Tuesday, October 29, 2013

SOA - No silver bullet in software development at all

With the emerge of a new technology, there always some people would tell the people that technology would solve the problem and make the development successful. But people found that is not true soon and got disappointed as the silver bullet they expected is not true at all.

When the Java appeared in our development life, the people praises it is a revolution as it has garbage collection and is Object-Oriented. Also, it makes the software runs anywhere by using JVM. Theoretically, Java can improve the re-usability and  readability of code. Later, I saw many many developers create giant classes and giant methods without any OO concept, and there is no re-usability and readability at all. I do agree that it is not for all of developers, but pretty a lot did, especially some developers who worked with C previously.

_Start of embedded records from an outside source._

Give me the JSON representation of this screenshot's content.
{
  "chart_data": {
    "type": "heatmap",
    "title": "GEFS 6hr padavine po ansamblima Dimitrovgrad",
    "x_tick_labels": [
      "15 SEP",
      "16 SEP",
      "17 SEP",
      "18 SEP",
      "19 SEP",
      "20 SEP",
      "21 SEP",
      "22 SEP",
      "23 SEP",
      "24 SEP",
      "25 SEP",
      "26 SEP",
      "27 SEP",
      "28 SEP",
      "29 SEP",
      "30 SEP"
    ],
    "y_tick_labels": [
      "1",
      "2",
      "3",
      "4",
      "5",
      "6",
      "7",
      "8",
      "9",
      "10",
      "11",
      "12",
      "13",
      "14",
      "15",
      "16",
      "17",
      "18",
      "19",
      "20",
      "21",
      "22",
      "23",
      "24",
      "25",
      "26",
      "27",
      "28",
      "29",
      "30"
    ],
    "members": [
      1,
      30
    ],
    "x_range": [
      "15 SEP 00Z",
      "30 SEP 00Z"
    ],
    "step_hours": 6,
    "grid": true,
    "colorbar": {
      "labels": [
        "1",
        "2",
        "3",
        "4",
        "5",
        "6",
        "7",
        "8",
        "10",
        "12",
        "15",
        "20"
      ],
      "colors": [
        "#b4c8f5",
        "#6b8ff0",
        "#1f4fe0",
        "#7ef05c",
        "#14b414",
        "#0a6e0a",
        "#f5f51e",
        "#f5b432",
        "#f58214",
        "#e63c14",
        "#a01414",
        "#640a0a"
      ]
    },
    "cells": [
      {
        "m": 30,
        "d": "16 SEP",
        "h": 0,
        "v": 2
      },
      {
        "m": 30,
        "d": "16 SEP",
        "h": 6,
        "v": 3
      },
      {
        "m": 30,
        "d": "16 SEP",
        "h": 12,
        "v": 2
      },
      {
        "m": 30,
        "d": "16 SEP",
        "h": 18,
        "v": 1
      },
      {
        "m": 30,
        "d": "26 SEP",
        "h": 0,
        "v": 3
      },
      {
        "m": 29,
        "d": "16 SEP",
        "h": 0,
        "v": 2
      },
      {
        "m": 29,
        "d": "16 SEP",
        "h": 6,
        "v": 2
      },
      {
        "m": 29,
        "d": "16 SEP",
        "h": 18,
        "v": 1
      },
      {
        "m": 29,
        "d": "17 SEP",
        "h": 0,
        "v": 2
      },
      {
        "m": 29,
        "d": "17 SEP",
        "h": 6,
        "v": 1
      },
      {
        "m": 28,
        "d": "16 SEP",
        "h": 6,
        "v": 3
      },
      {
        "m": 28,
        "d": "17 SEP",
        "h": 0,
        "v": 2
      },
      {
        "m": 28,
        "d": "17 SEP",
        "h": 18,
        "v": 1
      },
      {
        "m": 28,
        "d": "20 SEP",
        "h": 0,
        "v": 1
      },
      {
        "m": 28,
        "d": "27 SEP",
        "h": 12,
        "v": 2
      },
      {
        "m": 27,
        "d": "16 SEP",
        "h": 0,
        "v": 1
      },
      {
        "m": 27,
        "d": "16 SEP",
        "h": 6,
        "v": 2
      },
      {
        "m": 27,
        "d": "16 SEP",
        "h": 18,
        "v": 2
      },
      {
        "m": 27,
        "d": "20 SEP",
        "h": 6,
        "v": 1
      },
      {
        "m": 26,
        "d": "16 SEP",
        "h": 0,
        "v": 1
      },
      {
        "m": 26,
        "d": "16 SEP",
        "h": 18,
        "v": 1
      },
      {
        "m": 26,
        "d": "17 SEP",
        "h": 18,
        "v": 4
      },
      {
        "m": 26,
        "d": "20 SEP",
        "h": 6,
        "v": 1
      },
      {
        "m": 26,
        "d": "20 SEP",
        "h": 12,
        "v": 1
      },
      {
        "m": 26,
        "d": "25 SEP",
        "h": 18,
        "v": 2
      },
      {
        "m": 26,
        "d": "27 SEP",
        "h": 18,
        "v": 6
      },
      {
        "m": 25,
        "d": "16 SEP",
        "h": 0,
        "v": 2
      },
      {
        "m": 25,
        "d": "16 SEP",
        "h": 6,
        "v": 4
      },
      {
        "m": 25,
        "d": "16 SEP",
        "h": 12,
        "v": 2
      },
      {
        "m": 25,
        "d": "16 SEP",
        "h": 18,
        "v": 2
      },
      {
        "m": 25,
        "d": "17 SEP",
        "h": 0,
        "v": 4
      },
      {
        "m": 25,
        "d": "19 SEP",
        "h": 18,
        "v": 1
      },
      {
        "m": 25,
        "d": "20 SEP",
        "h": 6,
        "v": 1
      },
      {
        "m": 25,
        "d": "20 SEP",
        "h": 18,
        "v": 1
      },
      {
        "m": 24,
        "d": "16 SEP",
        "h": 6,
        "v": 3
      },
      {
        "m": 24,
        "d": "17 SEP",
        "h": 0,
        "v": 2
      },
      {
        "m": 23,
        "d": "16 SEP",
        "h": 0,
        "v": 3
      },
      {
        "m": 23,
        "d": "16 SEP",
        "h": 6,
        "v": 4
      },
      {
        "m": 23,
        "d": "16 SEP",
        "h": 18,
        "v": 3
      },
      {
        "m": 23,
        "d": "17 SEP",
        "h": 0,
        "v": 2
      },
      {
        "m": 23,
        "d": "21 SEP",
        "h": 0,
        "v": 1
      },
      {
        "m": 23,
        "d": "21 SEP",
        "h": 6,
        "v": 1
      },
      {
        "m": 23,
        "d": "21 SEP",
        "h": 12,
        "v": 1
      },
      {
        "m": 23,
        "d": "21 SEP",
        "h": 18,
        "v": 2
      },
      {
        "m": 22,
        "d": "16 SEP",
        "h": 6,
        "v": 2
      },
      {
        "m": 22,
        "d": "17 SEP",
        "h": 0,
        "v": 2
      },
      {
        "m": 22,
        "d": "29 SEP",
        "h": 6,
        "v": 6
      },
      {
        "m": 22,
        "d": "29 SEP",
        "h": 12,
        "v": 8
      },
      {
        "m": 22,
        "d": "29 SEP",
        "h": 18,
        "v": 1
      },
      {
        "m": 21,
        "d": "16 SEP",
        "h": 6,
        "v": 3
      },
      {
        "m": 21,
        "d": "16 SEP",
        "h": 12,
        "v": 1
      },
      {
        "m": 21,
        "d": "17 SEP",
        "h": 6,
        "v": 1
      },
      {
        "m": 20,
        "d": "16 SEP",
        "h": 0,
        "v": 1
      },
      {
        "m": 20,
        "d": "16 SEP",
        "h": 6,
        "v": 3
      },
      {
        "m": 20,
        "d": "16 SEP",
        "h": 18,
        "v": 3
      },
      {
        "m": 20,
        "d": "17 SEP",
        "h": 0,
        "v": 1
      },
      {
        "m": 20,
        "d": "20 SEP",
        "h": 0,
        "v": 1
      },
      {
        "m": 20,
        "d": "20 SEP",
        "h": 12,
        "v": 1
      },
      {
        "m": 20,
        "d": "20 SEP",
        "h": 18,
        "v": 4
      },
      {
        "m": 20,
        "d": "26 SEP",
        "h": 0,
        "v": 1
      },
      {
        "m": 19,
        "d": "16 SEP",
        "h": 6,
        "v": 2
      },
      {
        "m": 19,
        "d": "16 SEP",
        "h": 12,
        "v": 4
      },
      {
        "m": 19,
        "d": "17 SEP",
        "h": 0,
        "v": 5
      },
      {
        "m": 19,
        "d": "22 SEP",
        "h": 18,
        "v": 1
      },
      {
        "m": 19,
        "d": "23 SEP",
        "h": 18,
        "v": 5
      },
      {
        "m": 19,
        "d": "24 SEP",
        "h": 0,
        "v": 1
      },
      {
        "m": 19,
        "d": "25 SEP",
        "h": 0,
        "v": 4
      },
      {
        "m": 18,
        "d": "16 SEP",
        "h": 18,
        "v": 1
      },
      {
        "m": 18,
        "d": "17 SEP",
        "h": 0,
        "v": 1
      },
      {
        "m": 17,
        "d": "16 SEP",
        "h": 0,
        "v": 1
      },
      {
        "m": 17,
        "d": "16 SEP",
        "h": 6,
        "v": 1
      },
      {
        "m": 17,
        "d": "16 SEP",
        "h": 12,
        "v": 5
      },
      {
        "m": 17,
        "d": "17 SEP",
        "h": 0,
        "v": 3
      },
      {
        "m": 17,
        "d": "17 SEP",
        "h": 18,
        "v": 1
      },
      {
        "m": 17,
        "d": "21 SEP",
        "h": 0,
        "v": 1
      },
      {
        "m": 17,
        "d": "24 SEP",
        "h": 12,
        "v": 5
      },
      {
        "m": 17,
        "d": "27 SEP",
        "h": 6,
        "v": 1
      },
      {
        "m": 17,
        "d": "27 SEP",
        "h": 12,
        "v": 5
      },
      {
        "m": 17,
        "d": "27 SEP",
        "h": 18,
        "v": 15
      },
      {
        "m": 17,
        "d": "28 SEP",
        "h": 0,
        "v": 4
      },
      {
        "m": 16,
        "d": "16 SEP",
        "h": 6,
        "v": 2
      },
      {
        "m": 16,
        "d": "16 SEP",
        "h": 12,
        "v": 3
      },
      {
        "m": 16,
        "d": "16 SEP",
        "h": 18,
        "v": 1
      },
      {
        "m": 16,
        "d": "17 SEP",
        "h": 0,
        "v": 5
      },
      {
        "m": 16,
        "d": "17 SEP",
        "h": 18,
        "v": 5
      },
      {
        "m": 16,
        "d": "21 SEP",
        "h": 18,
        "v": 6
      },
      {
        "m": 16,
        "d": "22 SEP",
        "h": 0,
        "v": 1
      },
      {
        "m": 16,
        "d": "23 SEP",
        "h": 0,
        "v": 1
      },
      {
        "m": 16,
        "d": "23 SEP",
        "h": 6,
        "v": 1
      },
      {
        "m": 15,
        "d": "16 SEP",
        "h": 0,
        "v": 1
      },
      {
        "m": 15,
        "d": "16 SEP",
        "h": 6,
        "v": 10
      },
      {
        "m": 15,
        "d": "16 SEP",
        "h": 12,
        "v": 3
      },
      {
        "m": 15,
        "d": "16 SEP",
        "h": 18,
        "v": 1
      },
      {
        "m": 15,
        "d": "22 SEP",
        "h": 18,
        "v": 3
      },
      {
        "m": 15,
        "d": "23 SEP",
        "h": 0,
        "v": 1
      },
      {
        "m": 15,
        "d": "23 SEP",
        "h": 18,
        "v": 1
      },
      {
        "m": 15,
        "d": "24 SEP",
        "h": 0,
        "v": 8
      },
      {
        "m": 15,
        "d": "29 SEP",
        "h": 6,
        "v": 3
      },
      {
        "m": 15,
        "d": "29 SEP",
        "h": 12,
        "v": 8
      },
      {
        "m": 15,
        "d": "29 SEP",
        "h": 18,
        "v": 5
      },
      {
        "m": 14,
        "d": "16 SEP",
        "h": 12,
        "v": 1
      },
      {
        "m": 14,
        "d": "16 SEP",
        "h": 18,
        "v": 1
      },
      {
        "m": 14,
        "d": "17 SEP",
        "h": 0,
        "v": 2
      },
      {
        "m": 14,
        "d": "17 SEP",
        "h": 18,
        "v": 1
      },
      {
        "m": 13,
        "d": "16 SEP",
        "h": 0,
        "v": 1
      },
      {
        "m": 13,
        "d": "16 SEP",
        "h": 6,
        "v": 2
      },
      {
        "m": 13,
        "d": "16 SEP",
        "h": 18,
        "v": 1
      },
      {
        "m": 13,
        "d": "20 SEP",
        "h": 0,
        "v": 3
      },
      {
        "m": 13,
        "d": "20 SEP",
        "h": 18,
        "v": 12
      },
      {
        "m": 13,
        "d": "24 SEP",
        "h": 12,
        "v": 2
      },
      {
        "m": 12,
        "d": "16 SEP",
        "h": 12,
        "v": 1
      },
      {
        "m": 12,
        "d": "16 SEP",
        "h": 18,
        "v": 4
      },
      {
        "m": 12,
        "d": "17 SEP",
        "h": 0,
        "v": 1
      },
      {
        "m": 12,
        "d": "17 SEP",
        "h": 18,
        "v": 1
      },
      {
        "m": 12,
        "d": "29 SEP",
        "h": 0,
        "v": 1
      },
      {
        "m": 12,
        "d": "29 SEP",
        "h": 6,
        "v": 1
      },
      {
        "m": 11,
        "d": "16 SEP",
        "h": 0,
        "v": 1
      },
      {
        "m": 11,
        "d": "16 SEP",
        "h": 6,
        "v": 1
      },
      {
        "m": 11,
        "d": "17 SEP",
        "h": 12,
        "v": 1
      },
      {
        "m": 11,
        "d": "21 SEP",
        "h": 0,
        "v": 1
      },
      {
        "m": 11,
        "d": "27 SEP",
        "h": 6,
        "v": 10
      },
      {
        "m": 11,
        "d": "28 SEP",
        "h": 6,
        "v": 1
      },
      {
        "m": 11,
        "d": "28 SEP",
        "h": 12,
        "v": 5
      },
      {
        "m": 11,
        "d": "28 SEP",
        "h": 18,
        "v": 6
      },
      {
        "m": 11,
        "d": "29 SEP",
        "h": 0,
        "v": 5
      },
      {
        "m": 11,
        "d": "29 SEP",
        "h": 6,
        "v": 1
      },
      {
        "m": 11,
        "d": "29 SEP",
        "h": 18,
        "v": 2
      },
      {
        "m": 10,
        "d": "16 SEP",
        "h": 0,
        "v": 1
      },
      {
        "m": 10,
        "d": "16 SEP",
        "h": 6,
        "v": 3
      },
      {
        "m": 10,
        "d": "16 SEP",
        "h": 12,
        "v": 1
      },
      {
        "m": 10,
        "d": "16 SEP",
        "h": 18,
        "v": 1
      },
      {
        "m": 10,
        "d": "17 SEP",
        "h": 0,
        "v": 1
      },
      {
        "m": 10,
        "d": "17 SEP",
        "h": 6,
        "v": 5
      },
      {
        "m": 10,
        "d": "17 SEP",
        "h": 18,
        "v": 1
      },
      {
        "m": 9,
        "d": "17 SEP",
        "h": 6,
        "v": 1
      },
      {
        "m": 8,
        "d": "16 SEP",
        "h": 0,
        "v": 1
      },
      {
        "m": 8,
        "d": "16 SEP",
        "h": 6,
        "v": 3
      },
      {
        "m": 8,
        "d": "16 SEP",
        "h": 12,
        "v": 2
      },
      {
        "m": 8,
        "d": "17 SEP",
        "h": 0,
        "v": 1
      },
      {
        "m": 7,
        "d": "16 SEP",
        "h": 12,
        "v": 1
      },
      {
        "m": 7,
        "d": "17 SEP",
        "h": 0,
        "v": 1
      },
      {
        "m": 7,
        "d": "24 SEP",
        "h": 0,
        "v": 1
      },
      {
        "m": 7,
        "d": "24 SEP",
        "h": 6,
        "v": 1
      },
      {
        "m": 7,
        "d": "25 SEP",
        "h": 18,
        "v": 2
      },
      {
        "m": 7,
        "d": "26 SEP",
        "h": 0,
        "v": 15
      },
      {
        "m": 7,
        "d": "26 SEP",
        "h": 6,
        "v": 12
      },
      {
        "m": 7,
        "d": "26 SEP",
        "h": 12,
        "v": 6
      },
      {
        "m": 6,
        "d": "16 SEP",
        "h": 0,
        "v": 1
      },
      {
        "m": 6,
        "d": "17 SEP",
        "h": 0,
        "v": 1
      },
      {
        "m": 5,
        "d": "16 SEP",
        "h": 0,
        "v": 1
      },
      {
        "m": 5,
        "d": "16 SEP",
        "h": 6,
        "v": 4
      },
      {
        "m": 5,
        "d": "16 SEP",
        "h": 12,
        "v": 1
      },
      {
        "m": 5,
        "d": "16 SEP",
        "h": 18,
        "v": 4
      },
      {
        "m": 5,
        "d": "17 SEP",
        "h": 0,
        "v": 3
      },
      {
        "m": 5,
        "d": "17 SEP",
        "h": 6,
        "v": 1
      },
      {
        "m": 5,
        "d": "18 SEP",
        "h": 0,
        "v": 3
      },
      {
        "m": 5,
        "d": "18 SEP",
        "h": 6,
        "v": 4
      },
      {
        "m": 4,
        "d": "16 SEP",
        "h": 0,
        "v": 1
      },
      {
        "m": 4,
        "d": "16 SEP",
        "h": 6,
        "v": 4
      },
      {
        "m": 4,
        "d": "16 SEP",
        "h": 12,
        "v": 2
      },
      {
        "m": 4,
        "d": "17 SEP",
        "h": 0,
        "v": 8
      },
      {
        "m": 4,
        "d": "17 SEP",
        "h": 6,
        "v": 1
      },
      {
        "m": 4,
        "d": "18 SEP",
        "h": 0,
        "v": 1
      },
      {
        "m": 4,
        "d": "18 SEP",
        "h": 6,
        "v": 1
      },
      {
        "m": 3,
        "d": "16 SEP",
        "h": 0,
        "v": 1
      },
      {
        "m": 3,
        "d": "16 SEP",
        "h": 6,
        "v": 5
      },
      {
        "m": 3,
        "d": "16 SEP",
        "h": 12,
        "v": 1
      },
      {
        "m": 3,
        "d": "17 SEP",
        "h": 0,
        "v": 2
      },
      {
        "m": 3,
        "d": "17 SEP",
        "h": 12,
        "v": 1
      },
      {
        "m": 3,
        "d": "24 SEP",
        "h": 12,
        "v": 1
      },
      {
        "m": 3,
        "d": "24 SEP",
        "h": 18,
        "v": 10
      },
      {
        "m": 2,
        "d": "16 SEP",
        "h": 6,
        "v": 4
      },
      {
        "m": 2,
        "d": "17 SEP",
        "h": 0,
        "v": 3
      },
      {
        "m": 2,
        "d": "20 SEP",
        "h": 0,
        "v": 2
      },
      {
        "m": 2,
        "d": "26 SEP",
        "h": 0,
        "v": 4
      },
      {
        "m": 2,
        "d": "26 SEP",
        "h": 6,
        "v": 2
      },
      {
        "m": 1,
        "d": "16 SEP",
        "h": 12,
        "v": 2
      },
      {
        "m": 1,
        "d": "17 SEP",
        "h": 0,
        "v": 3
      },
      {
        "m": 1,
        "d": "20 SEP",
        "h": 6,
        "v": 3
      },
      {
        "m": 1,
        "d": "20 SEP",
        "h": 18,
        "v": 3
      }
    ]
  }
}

When the SOA was introduced, people felt they found another extreme weapon to solve the development issues and make the project much successful. But I cannot believe it. If the developers don't follow the best practices and related disciplines, nothing can get better but more difficult to trace the problem.

When I first began to learn SOA Suite on 2010, the trainer told me a lot of advantage of it and gave me wonderful picture of it. But I couldn't believe it completely. The SOA Suite allow you to build BPEL process by dragging and dropping and I supposed it should make the process much easy to understand and be clear.  It should bring agility too. Later, I see some developers are creating giant complicated BPEL processes. It is too big to look at it and too complicated to understand it. Some giant one really make me scared.

After so many years, I have to say there is no silver bullet in software development as the issue is created by people not the technologies. For Java, the developer should create proper classes and extract proper methods to put the logic in different places leveraging the advantages of OOP and design patters to make the code re-usable and readable. For BPEL, the developer should create multiple BPEL processes to make the processes as clear as possible and as unique as possible to make it understandable and re-usable.

I still strongly believe the software programming/development is still an Art and really need the people think more and do more.  Otherwise, the people just create another mess when they criticize the mess made by somebody else.